As previously mentioned, purchasers value the future expected FCF. To do this they project the entity’s adjusted earnings into the future and then “discount” or “present-value” them back into today’s dollars using a discount rate which accounts for their cost of both debt and equity, the weighted average cost of capital (WACC). One critical job of the valuation professional is to estimate the prospective purchasers WACC. The methodology used for such estimation varies widely and is often the determining factor in the valuation accuracy. A discussion of the various methodologies used to determine WACC is beyond the scope of this paper but suffice it to say that the WACC is based on numerous factors including, but not limited to:
- The Risk Free Rate of Return
- Small Company Risk
- Industry Specific Risk
- Company Specific Risk
- Availability and Cost of Debt (i.e. leverage)
- Forecast Credibility
This article has mentioned only two valuation methodologies, the replacement cost method under the cost approach and the discounted cash flow method using the income approach, however a number of methods should be considered to accurately value a company. Each method has its strengths and weaknesses. Refer to below Appendix for LockeBridge Valuation Accuracy.
THE BOTTOM LINE
No owner one should enter into the merger and acquisition (M&A) process prior to obtaining a very credible estimate of value. It is critical that selling Shareholders have reasonable and relatively accurate expectations, which reflect how the market perceives the value of the company. Additionally, if not credibly performed Shareholder’s can be subject to a material conflict of interest with their M&A Advisors, whose compensation is usually substantially based upon the value and structure achieved. Refer to www.lockebridge.com/engaging-an-investment-banker for a brief discussion of potentially advisor conflicts.

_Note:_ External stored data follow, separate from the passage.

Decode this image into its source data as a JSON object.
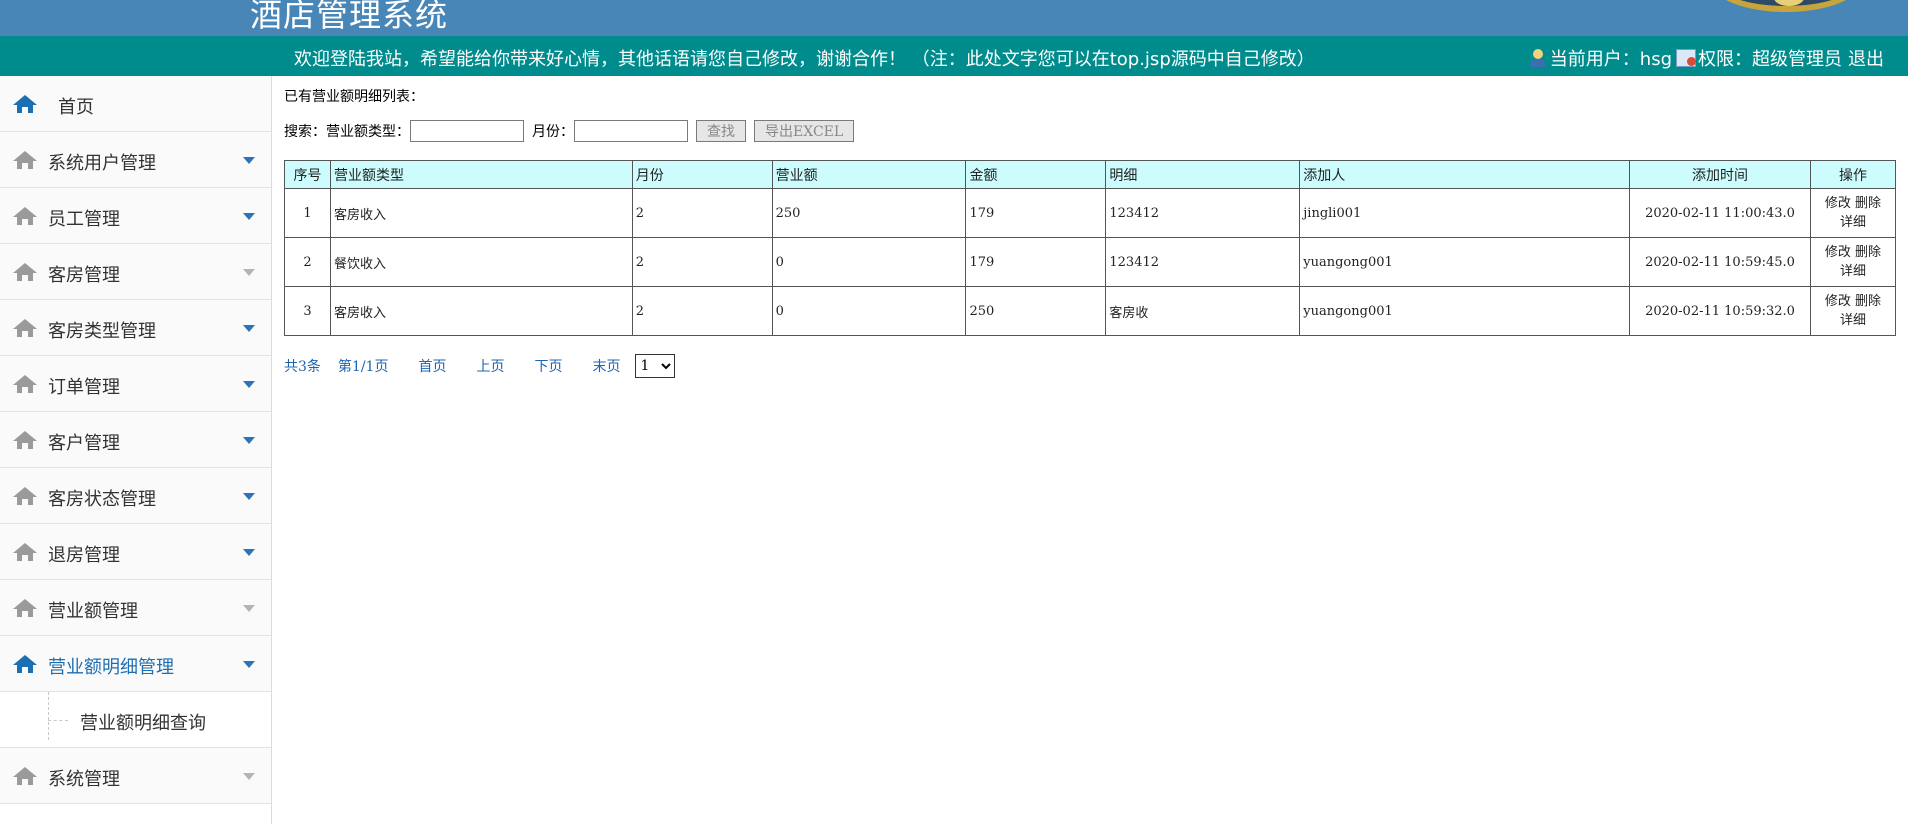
{
  "header": {
    "app_title": "酒店管理系统",
    "welcome_text": "欢迎登陆我站，希望能给你带来好心情，其他话语请您自己修改，谢谢合作！ （注：此处文字您可以在top.jsp源码中自己修改）",
    "current_user_label": "当前用户：hsg",
    "permission_label": "权限：超级管理员",
    "logout_label": "退出",
    "colors": {
      "top": "#4886b8",
      "bar": "#008c8d"
    }
  },
  "sidebar": {
    "items": [
      {
        "label": "首页",
        "icon": "home-icon",
        "has_caret": false,
        "active": false
      },
      {
        "label": "系统用户管理",
        "icon": "home-icon",
        "has_caret": true,
        "active": false
      },
      {
        "label": "员工管理",
        "icon": "home-icon",
        "has_caret": true,
        "active": false
      },
      {
        "label": "客房管理",
        "icon": "home-icon",
        "has_caret": true,
        "active": false
      },
      {
        "label": "客房类型管理",
        "icon": "home-icon",
        "has_caret": true,
        "active": false
      },
      {
        "label": "订单管理",
        "icon": "home-icon",
        "has_caret": true,
        "active": false
      },
      {
        "label": "客户管理",
        "icon": "home-icon",
        "has_caret": true,
        "active": false
      },
      {
        "label": "客房状态管理",
        "icon": "home-icon",
        "has_caret": true,
        "active": false
      },
      {
        "label": "退房管理",
        "icon": "home-icon",
        "has_caret": true,
        "active": false
      },
      {
        "label": "营业额管理",
        "icon": "home-icon",
        "has_caret": true,
        "active": false
      },
      {
        "label": "营业额明细管理",
        "icon": "home-icon",
        "has_caret": true,
        "active": true
      },
      {
        "label": "系统管理",
        "icon": "home-icon",
        "has_caret": true,
        "active": false
      }
    ],
    "sub_item": "营业额明细查询",
    "accent_color": "#1d6fb3"
  },
  "main": {
    "list_title": "已有营业额明细列表：",
    "search": {
      "prefix": "搜索：营业额类型：",
      "type_value": "",
      "month_label": "月份：",
      "month_value": "",
      "search_button": "查找",
      "export_button": "导出EXCEL"
    },
    "table": {
      "headers": [
        "序号",
        "营业额类型",
        "月份",
        "营业额",
        "金额",
        "明细",
        "添加人",
        "添加时间",
        "操作"
      ],
      "rows": [
        [
          "1",
          "客房收入",
          "2",
          "250",
          "179",
          "123412",
          "jingli001",
          "2020-02-11 11:00:43.0"
        ],
        [
          "2",
          "餐饮收入",
          "2",
          "0",
          "179",
          "123412",
          "yuangong001",
          "2020-02-11 10:59:45.0"
        ],
        [
          "3",
          "客房收入",
          "2",
          "0",
          "250",
          "客房收",
          "yuangong001",
          "2020-02-11 10:59:32.0"
        ]
      ],
      "actions": {
        "edit": "修改",
        "delete": "删除",
        "detail": "详细"
      },
      "header_bg": "#ccfcfd"
    },
    "pager": {
      "total": "共3条",
      "page": "第1/1页",
      "first": "首页",
      "prev": "上页",
      "next": "下页",
      "last": "末页",
      "selected_page": "1"
    }
  }
}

Both offer prices and valuations can range substantially. Refer to www.lockebridge.com/case-studies to see numerous sell-side transactions, bid prices and composition. Here you can see that it is not uncommon for offers to range +/-30% or even more.
The M&A process is not to be taken lightly. It should be done effectively and optimally, the first time around. Obviously, unanticipated circumstances out of the control of both the Advisor and Owner can and do occur, however a failed process requiring the business to be placed back on the market a second or even third time is rarely a good thing. An offensive position the first time around can easily morph into a defensive posture. An accurate estimate of value and an effective selling process should minimize the time, energy and potential defocus and exposure which can all result in substantial costs to both the Shareholders and the Advisor.